History has probably always had two (or more) narrative streams running side by side. Sometimes these streams resolve into one river (that's the dialectical view); and sometimes, as postmodernists believe, they simply travel in rough proximity.

This means we can have not only different options on history and the public interest — a "people's history" versus the well-buffed chronicles of the high and mighty.

But we can also have narratives where an outlier like Assange can apparently appeal to diverse publics at the same time, be they adolescent hackers or the greying patrons of CBC's The National.

Our forbidden planet

Ultimately, Cayley tells us, a public is a "summons to attention."

"People come into an awareness of themselves through media," as their public sense of themselves joins with their private identity.

WikiLeaks founder Julian Assange at a press conference in Geneva in November 2010. (Valentin Flauraud/Reuters)WikiLeaks founder Julian Assange at a press conference in Geneva in November 2010. (Valentin Flauraud/Reuters)

Someone like Assange forces that awareness on us and mixes it up in the process: Is he a romantic hero or a villain? A man who wants to ruin discrete diplomacy or make it more transparent, so that it is more open to his preferred word, "justice"?

In this way, he is the (Bonnie and) Clyde Barrow of the digital age, hoodlum and hero, rolled into one, depending a bit on where you stand.

On the broader scale, the result of all this surplus information flowing about is a world of Facebook babble, endless scrolling, privacy commissioners and companies you can hire to remove your social media indiscretions before the next job interview.

In the 1950s science fiction classic Forbidden Planet, starring the late Leslie Nielson and Robbie the Robot, a United Planets spaceship is sent to a remote world, only to discover that its advanced civilization has been destroyed by a device called "a plastic educator."

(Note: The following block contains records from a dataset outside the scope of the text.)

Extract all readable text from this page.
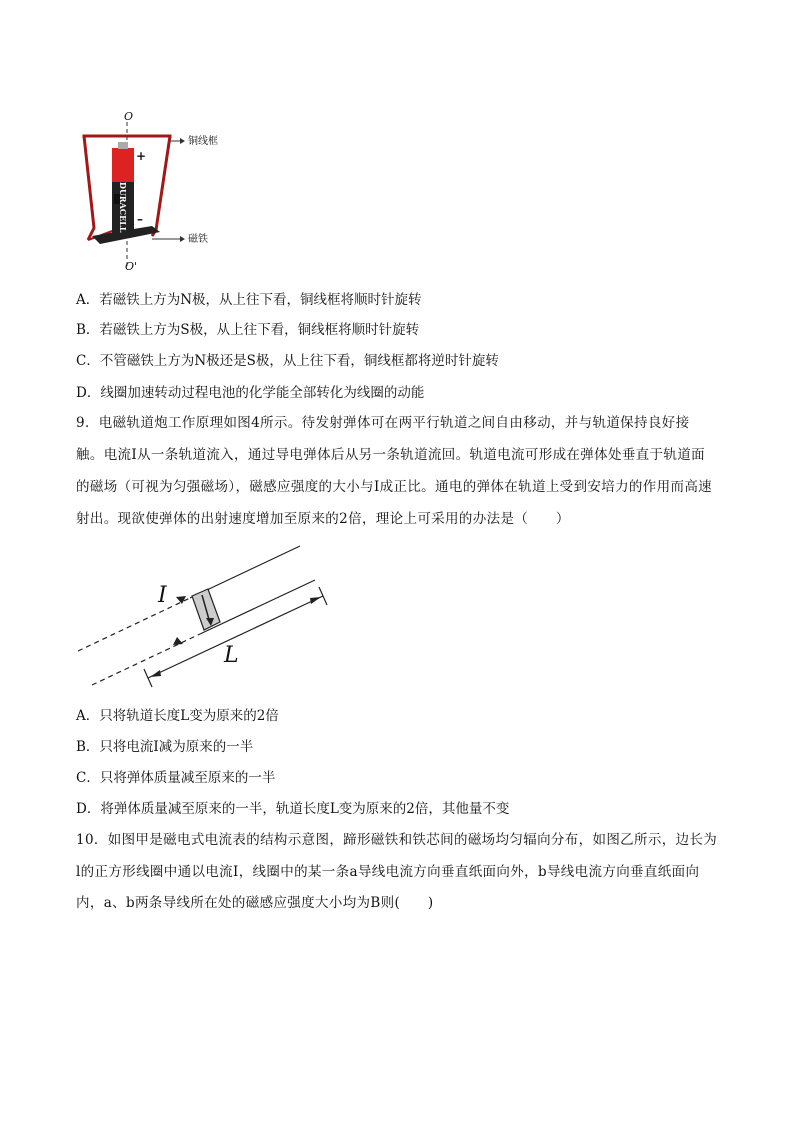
DURACELL
+
–
O
O'
铜线框
磁铁
A．若磁铁上方为N极，从上往下看，铜线框将顺时针旋转
B．若磁铁上方为S极，从上往下看，铜线框将顺时针旋转
C．不管磁铁上方为N极还是S极，从上往下看，铜线框都将逆时针旋转
D．线圈加速转动过程电池的化学能全部转化为线圈的动能
9．电磁轨道炮工作原理如图4所示。待发射弹体可在两平行轨道之间自由移动，并与轨道保持良好接
触。电流I从一条轨道流入，通过导电弹体后从另一条轨道流回。轨道电流可形成在弹体处垂直于轨道面
的磁场（可视为匀强磁场），磁感应强度的大小与I成正比。通电的弹体在轨道上受到安培力的作用而高速
射出。现欲使弹体的出射速度增加至原来的2倍，理论上可采用的办法是（　　）
I
L
A．只将轨道长度L变为原来的2倍
B．只将电流I减为原来的一半
C．只将弹体质量减至原来的一半
D．将弹体质量减至原来的一半，轨道长度L变为原来的2倍，其他量不变
10．如图甲是磁电式电流表的结构示意图，蹄形磁铁和铁芯间的磁场均匀辐向分布，如图乙所示，边长为
l的正方形线圈中通以电流I，线圈中的某一条a导线电流方向垂直纸面向外，b导线电流方向垂直纸面向
内，a、b两条导线所在处的磁感应强度大小均为B则(　　)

The device so roiled the dreams of its inhabitants that they murdered each other after they went to sleep at night.

Transparency run amok, you might say, 1950s style.

Are there some things that are better left secret, black dreams in the night, or maybe the white lies we sometimes tell children, friends and colleagues?

Has the web and Julian Assange turned our world into a Forbidden Planet where every day we can pick our truths and demand others act in ways we would never demand of ourselves?

One thing I will predict. Coming next year, more children will be named Julian while, in government agencies, dartboards will be hoisted with his shining, winsome face.